Fazer a biografia de Edgar Franco não é nada fácil. Artista múltiplo, pesquisador, professor-doutor, ao se abordar a vida e o trabalho criativo de Edgar corre-se o risco inevitável da parcialidade ou da fragmentação, dada a imensidão de sua obra. Esse desafio, contudo, deve ser ensaiado, abordando partes essenciais do percurso do autor, como o fizeram Elydio dos Santos Neto em seu pós-doutorado, que resultou no livro “Os quadrinhos poético-filosóficos de Edgar Franco”, lançado em 2012 pela Marca de Fantasia.
Pela mesma editora, temos também “Edgar Franco e suas criaturas no Banquete de Platão”, ensaio instigante da professora Nadja Carvalho, que investiga o potencial erótico nos quadrinhos e na cosmogonia do autor. Evidentemente são recortes interessantes sobre o universo criativo de Edgar Franco, mas que sempre necessitarão de complementação, sobretudo porque sua obra, bem como seu ser, configuram-se em processo permanente de transmutação.
Esse processo teria forte inflexão no final de 2011, quando ao completar 40 anos Edgar assumiu a identidade – ou melhor, a personificação evolutiva – de ciberpajé, confluindo as perspectivas do mundo tecnológico com as raízes e a ancestralidade dos rituais xamânicos, que passaram a ocupar cada vez mais espaço em sua vida e arte. Esse processo excepcional de transformação e elaboração artística é o que se encontra analisado neste livro, escrito pelo próprio Edgar em parceria com Danielle Barros, aliás, IV Sacerdotisa da Aurora Pós-humana.
Danielle, além de admiradora de Edgar, estudou sua obra em profundidade. Envolveu-se apaixonadamente no universo fantástico do autor, donde se percebe no livro o olhar reverente, mas não translúcido sobre seus processos evolutivos. Como IV Sacerdotisa, incorporou-se ao projeto mítico-tecnológico de Edgar, participando como parceira de fanzines, quadrinhos e performances lúdico-teatrais.

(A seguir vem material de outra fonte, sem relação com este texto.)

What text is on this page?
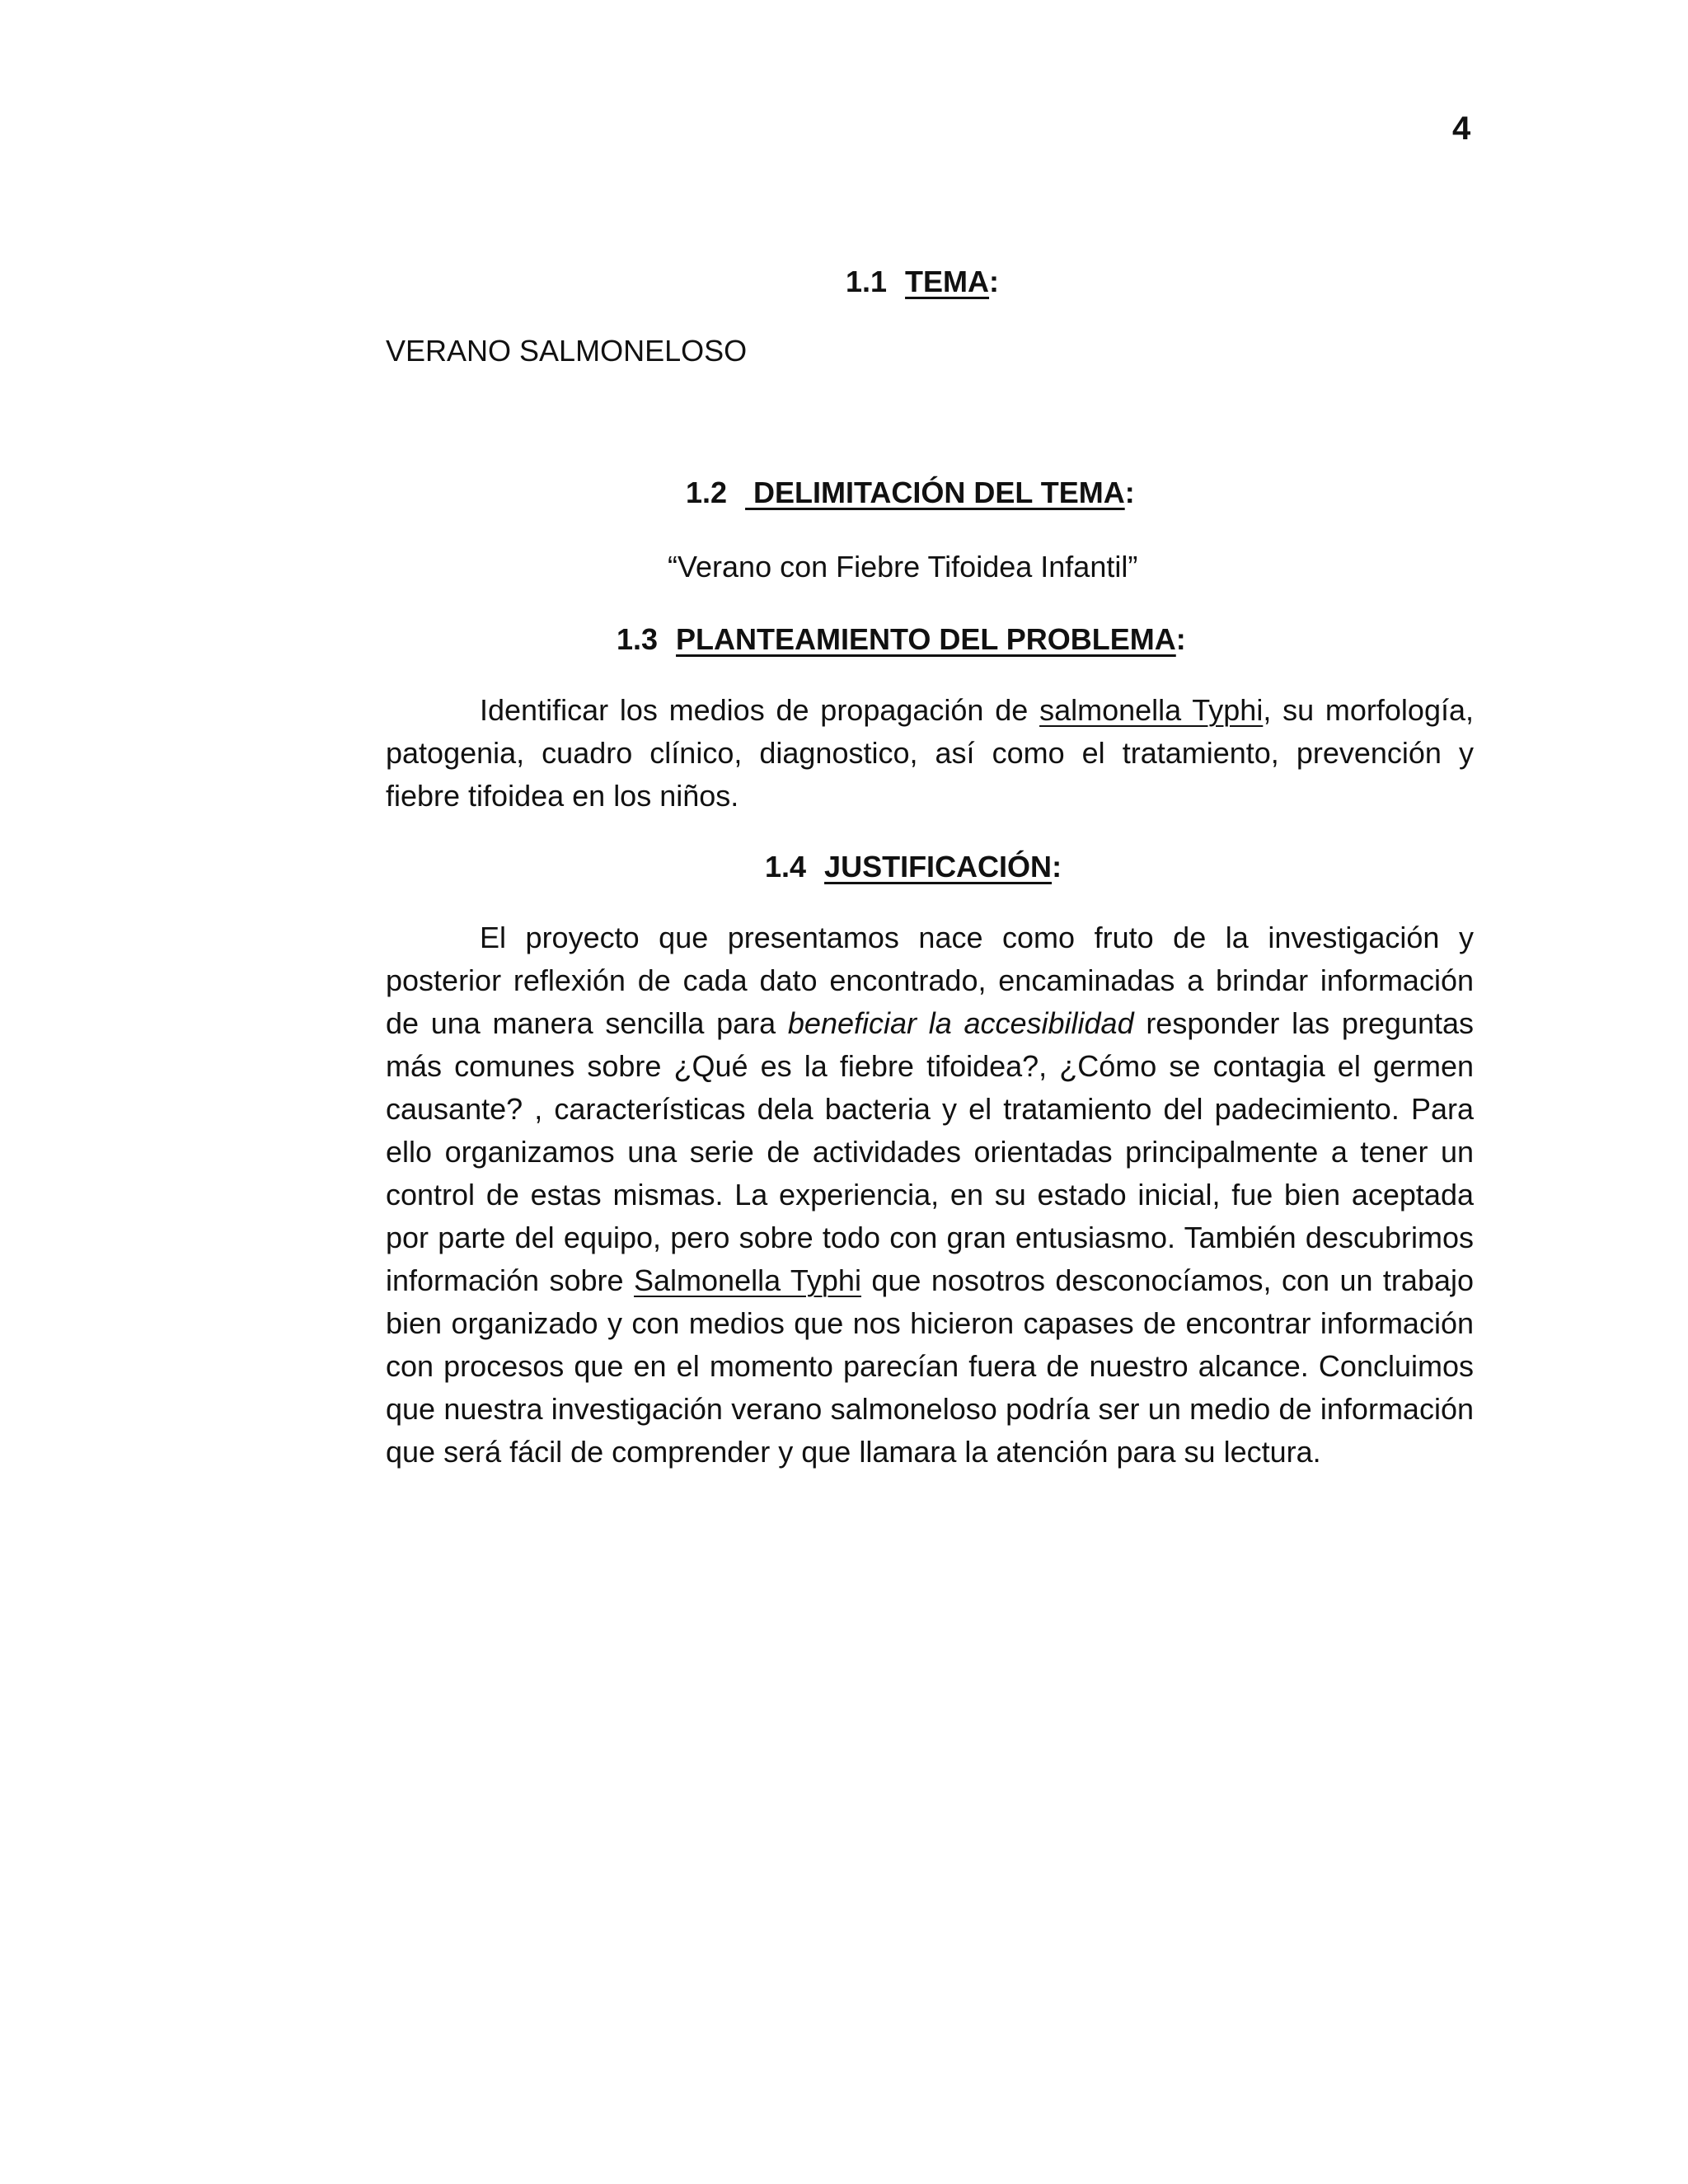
4
1.1 TEMA:
VERANO SALMONELOSO
1.2 DELIMITACIÓN DEL TEMA:
“Verano con Fiebre Tifoidea Infantil”
1.3 PLANTEAMIENTO DEL PROBLEMA:

Identificar los medios de propagación de salmonella Typhi, su morfología, patogenia, cuadro clínico, diagnostico, así como el tratamiento, prevención y fiebre tifoidea en los niños.

1.4 JUSTIFICACIÓN:

El proyecto que presentamos nace como fruto de la investigación y posterior reflexión de cada dato encontrado, encaminadas a brindar información de una manera sencilla para beneficiar la accesibilidad responder las preguntas más comunes sobre ¿Qué es la fiebre tifoidea?, ¿Cómo se contagia el germen causante? , características dela bacteria y el tratamiento del padecimiento. Para ello organizamos una serie de actividades orientadas principalmente a tener un control de estas mismas. La experiencia, en su estado inicial, fue bien aceptada por parte del equipo, pero sobre todo con gran entusiasmo. También descubrimos información sobre Salmonella Typhi que nosotros desconocíamos, con un trabajo bien organizado y con medios que nos hicieron capases de encontrar información con procesos que en el momento parecían fuera de nuestro alcance. Concluimos que nuestra investigación verano salmoneloso podría ser un medio de información que será fácil de comprender y que llamara la atención para su lectura.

O testemunho de Edgar, acompanhado pela investigação arguta de Danielle, é um presente aos apreciadores da obra desse excêntrico autor, que tem levado a arte para além das formatações comerciais, transformando-a num processo de vida. Evidentemente, não é tudo o que se tem a apreender de Edgar – Danielle já indica a prospecção de outros enfoques sobre sua obra –, mas é um documento importante para quem quer conhecer os meandros criativos do artista.